For the remaining two fragrances Wild Fire and Desert Blush we return to Australia and M. Fremont is asked to use wild harvested Australian sandalwood for Wild Fire and the indigenous flower Boronia is the star of Desert Blush. Although I could say both of these are explorations of Australian sandalwood as it plays a prominent part in Desert Blush.

As Mysore sandalwood became proscribed the world turned to the Australian version. Wild Fire is a “soliflore” of this source of the very familiar note. M. Fremont sets the desiccated quality of the sandalwood as the hub of Wild Fire. He then adds in spokes of ylang ylang, jasmine, amber, cedar, and musk. Each of these come together to produce a spinning wheel of a fragrance. It carries warmth like a day in the Outback and it is equally as fascinating.

desert blush

I had the opportunity to smell Desert Blush early on in its development and even in that raw version I knew I was going to adore this perfume. Boronia has been used sparingly in perfumery although one of its first uses in Edmond Roudnitska’s Diorissimo, as part of the central muguet accord, showed its versatility. In Desert Blush the boronia gets the chance to be a star and it makes sure to make its turn in the spotlight memorable. Boronia has what I would call a strong herbal tea character infused with floralcy and honey. It is that which I first encounter when wearing Desert Blush. As it warms on my skin there is a spicy component of the boronia which becomes more prevalent and this is where the Australian sandalwood comes in as it picks this up and creates an energetic synergy of these two Down Under ingredients. Osmanthus and ylang ylang support the floral character of the boronia and cedar and musk support the sandalwood.

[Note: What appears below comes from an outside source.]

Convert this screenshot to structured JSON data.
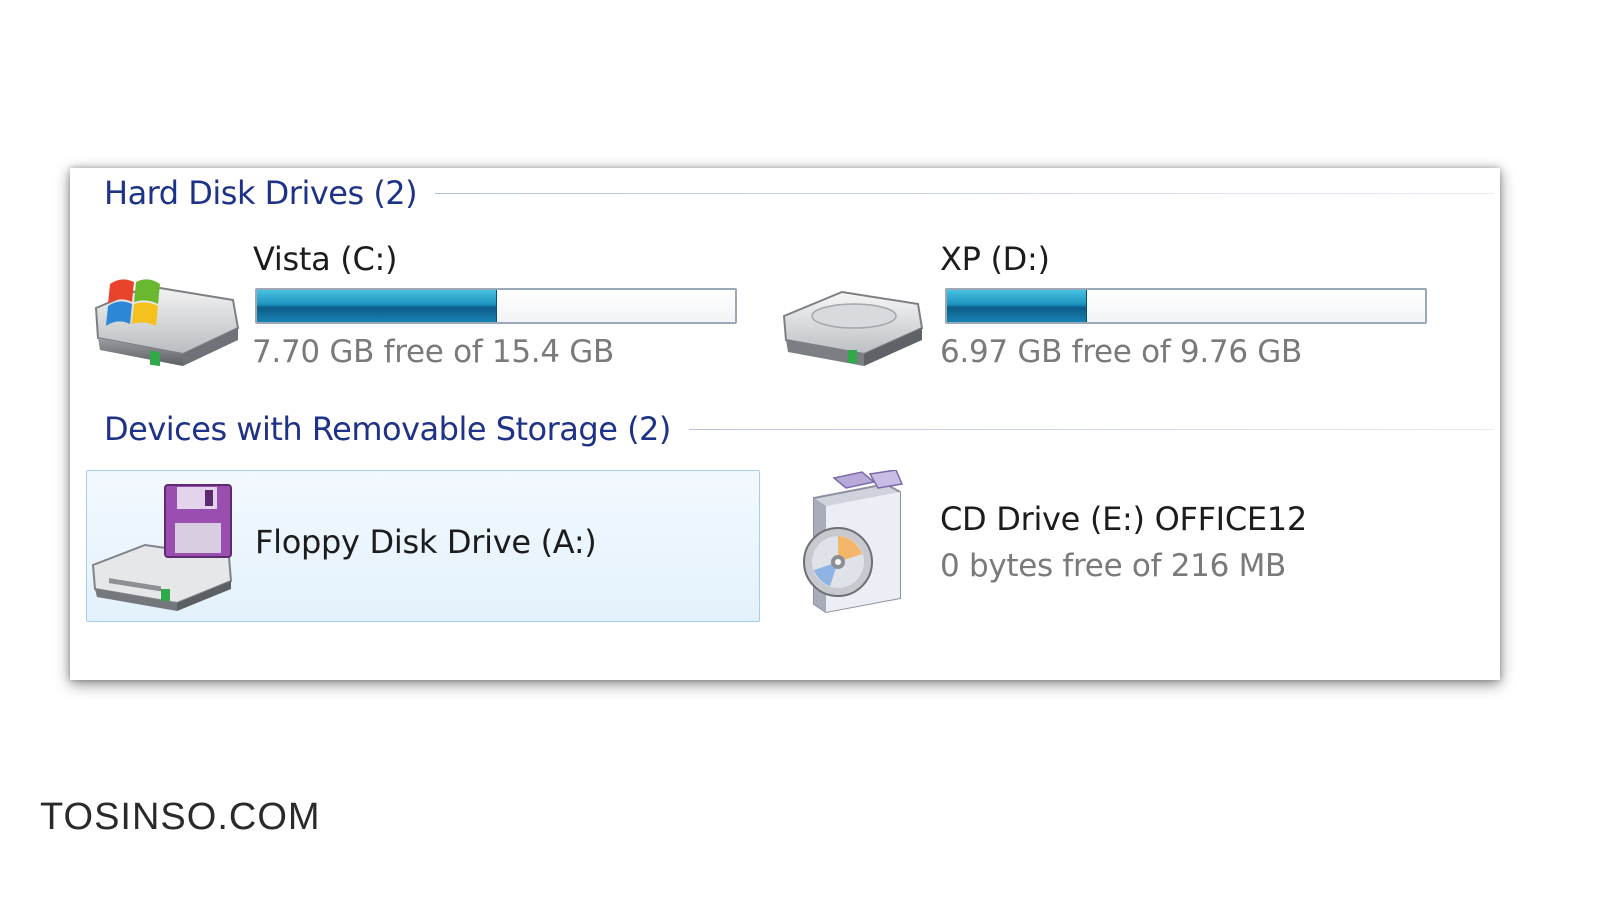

All of the Raw Spirit fragrances are perfume oils and as such have 8-10 hour longevity but almost no sillage.

All four of these fragrances are very good and Desert Blush is my favorite for the singularity of the boronia but I have been happily wearing all of them. Good intentions are always to be applauded but when they produce excellent fragrances like these four Raw Spirit perfumes it deserves a standing ovation.

Disclosure: This review is based on samples provided by Nomad Two Worlds.